A deputada acusou o Governo de “falta de preparação” que ficou “espelhada no relatório do Presidente da República” após as fortes tempestades que atingiram a zona centro do país.
“O Governo constituiu um Comando Integrado de Prevenção e Operações que está a funcionar precisamente em Leiria e que terei a ocasião de visitar ainda esta semana.

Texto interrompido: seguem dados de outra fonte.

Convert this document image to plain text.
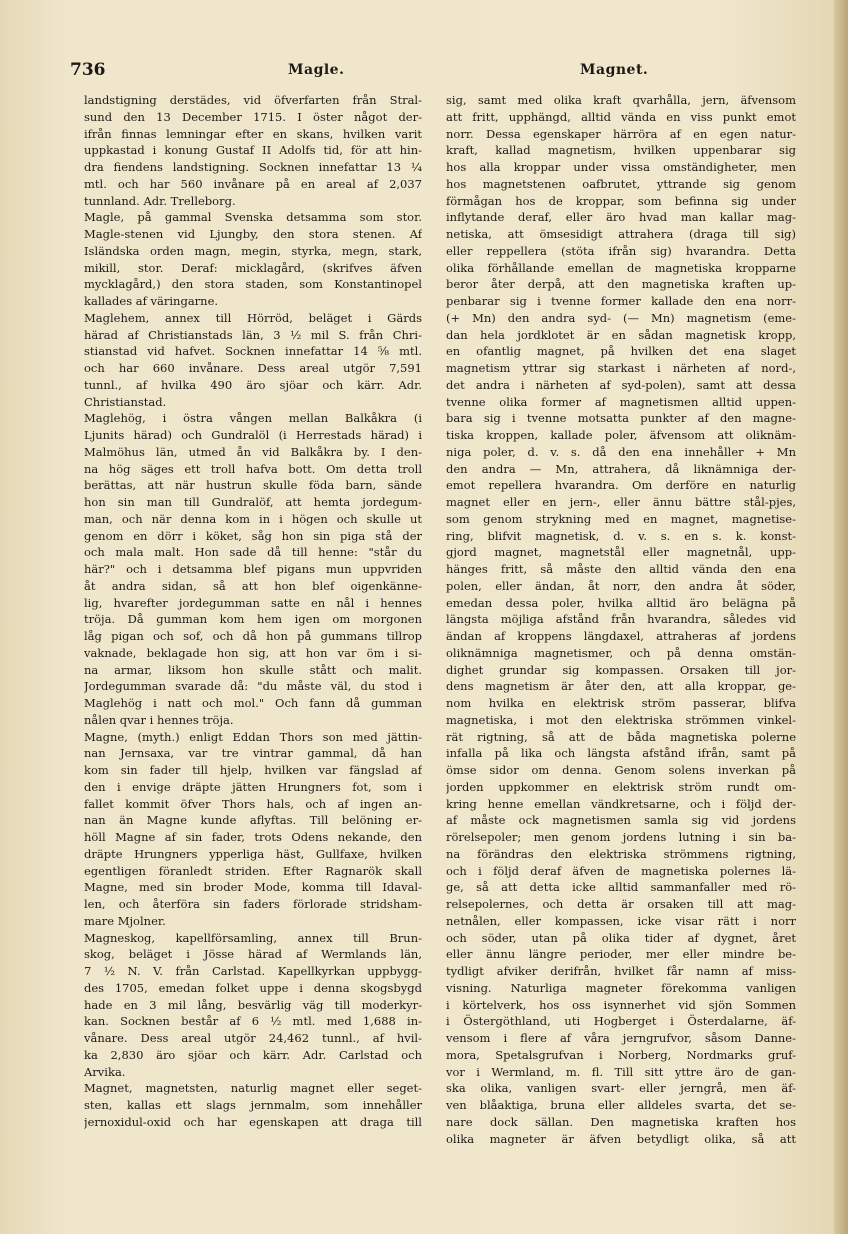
736	Magle.	Magnet.
landstigning derstädes, vid öfverfarten från Stral-
sund den 13 December 1715. I öster något der-
ifrån finnas lemningar efter en skans, hvilken varit
uppkastad i konung Gustaf II Adolfs tid, för att hin-
dra fiendens landstigning. Socknen innefattar 13 ¼
mtl. och har 560 invånare på en areal af 2,037
tunnland. Adr. Trelleborg.
Magle, på gammal Svenska detsamma som stor.
Magle-stenen vid Ljungby, den stora stenen. Af
Isländska orden magn, megin, styrka, megn, stark,
mikill, stor. Deraf: micklagård, (skrifves äfven
mycklagård,) den stora staden, som Konstantinopel
kallades af väringarne.
Maglehem, annex till Hörröd, beläget i Gärds
härad af Christianstads län, 3 ½ mil S. från Chri-
stianstad vid hafvet. Socknen innefattar 14 ⅝ mtl.
och har 660 invånare. Dess areal utgör 7,591
tunnl., af hvilka 490 äro sjöar och kärr. Adr.
Christianstad.
Maglehög, i östra vången mellan Balkåkra (i
Ljunits härad) och Gundralöl (i Herrestads härad) i
Malmöhus län, utmed ån vid Balkåkra by. I den-
na hög säges ett troll hafva bott. Om detta troll
berättas, att när hustrun skulle föda barn, sände
hon sin man till Gundralöf, att hemta jordegum-
man, och när denna kom in i högen och skulle ut
genom en dörr i köket, såg hon sin piga stå der
och mala malt. Hon sade då till henne: "står du
här?" och i detsamma blef pigans mun uppvriden
åt andra sidan, så att hon blef oigenkänne-
lig, hvarefter jordegumman satte en nål i hennes
tröja. Då gumman kom hem igen om morgonen
låg pigan och sof, och då hon på gummans tillrop
vaknade, beklagade hon sig, att hon var öm i si-
na armar, liksom hon skulle stått och malit.
Jordegumman svarade då: "du måste väl, du stod i
Maglehög i natt och mol." Och fann då gumman
nålen qvar i hennes tröja.
Magne, (myth.) enligt Eddan Thors son med jättin-
nan Jernsaxa, var tre vintrar gammal, då han
kom sin fader till hjelp, hvilken var fängslad af
den i envige dräpte jätten Hrungners fot, som i
fallet kommit öfver Thors hals, och af ingen an-
nan än Magne kunde aflyftas. Till belöning er-
höll Magne af sin fader, trots Odens nekande, den
dräpte Hrungners ypperliga häst, Gullfaxe, hvilken
egentligen föranledt striden. Efter Ragnarök skall
Magne, med sin broder Mode, komma till Idaval-
len, och återföra sin faders förlorade stridsham-
mare Mjolner.
Magneskog, kapellförsamling, annex till Brun-
skog, beläget i Jösse härad af Wermlands län,
7 ½ N. V. från Carlstad. Kapellkyrkan uppbygg-
des 1705, emedan folket uppe i denna skogsbygd
hade en 3 mil lång, besvärlig väg till moderkyr-
kan. Socknen består af 6 ½ mtl. med 1,688 in-
vånare. Dess areal utgör 24,462 tunnl., af hvil-
ka 2,830 äro sjöar och kärr. Adr. Carlstad och
Arvika.
Magnet, magnetsten, naturlig magnet eller seget-
sten, kallas ett slags jernmalm, som innehåller
jernoxidul-oxid och har egenskapen att draga till
sig, samt med olika kraft qvarhålla, jern, äfvensom
att fritt, upphängd, alltid vända en viss punkt emot
norr. Dessa egenskaper härröra af en egen natur-
kraft, kallad magnetism, hvilken uppenbarar sig
hos alla kroppar under vissa omständigheter, men
hos magnetstenen oafbrutet, yttrande sig genom
förmågan hos de kroppar, som befinna sig under
inflytande deraf, eller äro hvad man kallar mag-
netiska, att ömsesidigt attrahera (draga till sig)
eller reppellera (stöta ifrån sig) hvarandra. Detta
olika förhållande emellan de magnetiska kropparne
beror åter derpå, att den magnetiska kraften up-
penbarar sig i tvenne former kallade den ena norr-
(+ Mn) den andra syd- (— Mn) magnetism (eme-
dan hela jordklotet är en sådan magnetisk kropp,
en ofantlig magnet, på hvilken det ena slaget
magnetism yttrar sig starkast i närheten af nord-,
det andra i närheten af syd-polen), samt att dessa
tvenne olika former af magnetismen alltid uppen-
bara sig i tvenne motsatta punkter af den magne-
tiska kroppen, kallade poler, äfvensom att oliknäm-
niga poler, d. v. s. då den ena innehåller + Mn
den andra — Mn, attrahera, då liknämniga der-
emot repellera hvarandra. Om derföre en naturlig
magnet eller en jern-, eller ännu bättre stål-pjes,
som genom strykning med en magnet, magnetise-
ring, blifvit magnetisk, d. v. s. en s. k. konst-
gjord magnet, magnetstål eller magnetnål, upp-
hänges fritt, så måste den alltid vända den ena
polen, eller ändan, åt norr, den andra åt söder,
emedan dessa poler, hvilka alltid äro belägna på
längsta möjliga afstånd från hvarandra, således vid
ändan af kroppens längdaxel, attraheras af jordens
oliknämniga magnetismer, och på denna omstän-
dighet grundar sig kompassen. Orsaken till jor-
dens magnetism är åter den, att alla kroppar, ge-
nom hvilka en elektrisk ström passerar, blifva
magnetiska, i mot den elektriska strömmen vinkel-
rät rigtning, så att de båda magnetiska polerne
infalla på lika och längsta afstånd ifrån, samt på
ömse sidor om denna. Genom solens inverkan på
jorden uppkommer en elektrisk ström rundt om-
kring henne emellan vändkretsarne, och i följd der-
af måste ock magnetismen samla sig vid jordens
rörelsepoler; men genom jordens lutning i sin ba-
na förändras den elektriska strömmens rigtning,
och i följd deraf äfven de magnetiska polernes lä-
ge, så att detta icke alltid sammanfaller med rö-
relsepolernes, och detta är orsaken till att mag-
netnålen, eller kompassen, icke visar rätt i norr
och söder, utan på olika tider af dygnet, året
eller ännu längre perioder, mer eller mindre be-
tydligt afviker derifrån, hvilket får namn af miss-
visning. Naturliga magneter förekomma vanligen
i körtelverk, hos oss isynnerhet vid sjön Sommen
i Östergöthland, uti Hogberget i Österdalarne, äf-
vensom i flere af våra jerngrufvor, såsom Danne-
mora, Spetalsgrufvan i Norberg, Nordmarks gruf-
vor i Wermland, m. fl. Till sitt yttre äro de gan-
ska olika, vanligen svart- eller jerngrå, men äf-
ven blåaktiga, bruna eller alldeles svarta, det se-
nare dock sällan. Den magnetiska kraften hos
olika magneter är äfven betydligt olika, så att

Neste momento, desde o dia 13 de abril, estão no terreno mais de 1.500 operacionais”, começou por responder Luís Montenegro.
O primeiro-ministro adiantou ainda que foram assinados contratos com 26 municípios, e que já mais de quinze mil quilómetros de estrada foram desobstruídos.
“Estamos até o momento em contacto direto com as autoridades locais de Proteção Civil, com o Comando Nacional da Autoridade Nacional de Emergência e Proteção Civil, com o ICNF, com a AGIF, com a GNR, com o Estado-Maior General das Forças Armadas e com a Liga dos Bombeiros Portugueses, em conjunto com os municípios, para termos a resposta no terreno já”, acrescentou.
No sábado, foi noticiado – embora ainda não divulgado oficialmente – o relatório da Presidência Aberta na Zona Centro do país, realizada por António José Seguro entre 06 e 10 de abril às zonas afetadas pelas tempestades, no qual o Presidente da República considera que as consequências do mau tempo que atingiu o país no início do ano exigem que “se acelerem apoios, se clarifiquem medidas” e se melhore a coordenação entre entidades no terreno.
O relatório de quase cem páginas aponta que a governação da crise nesse período “revelou insuficiências de coordenação, clareza e interoperabilidade" e identifica problemas como “a lentidão de alguns apoios” ou “a necessidade de reforçar a redundância das telecomunicações, do fornecimento de energia, das acessibilidades e da comunicação em emergência”, entre outros, apontando dez prioridades de ação (cinco delas imediatas) e onze “lições estratégicas para o futuro”.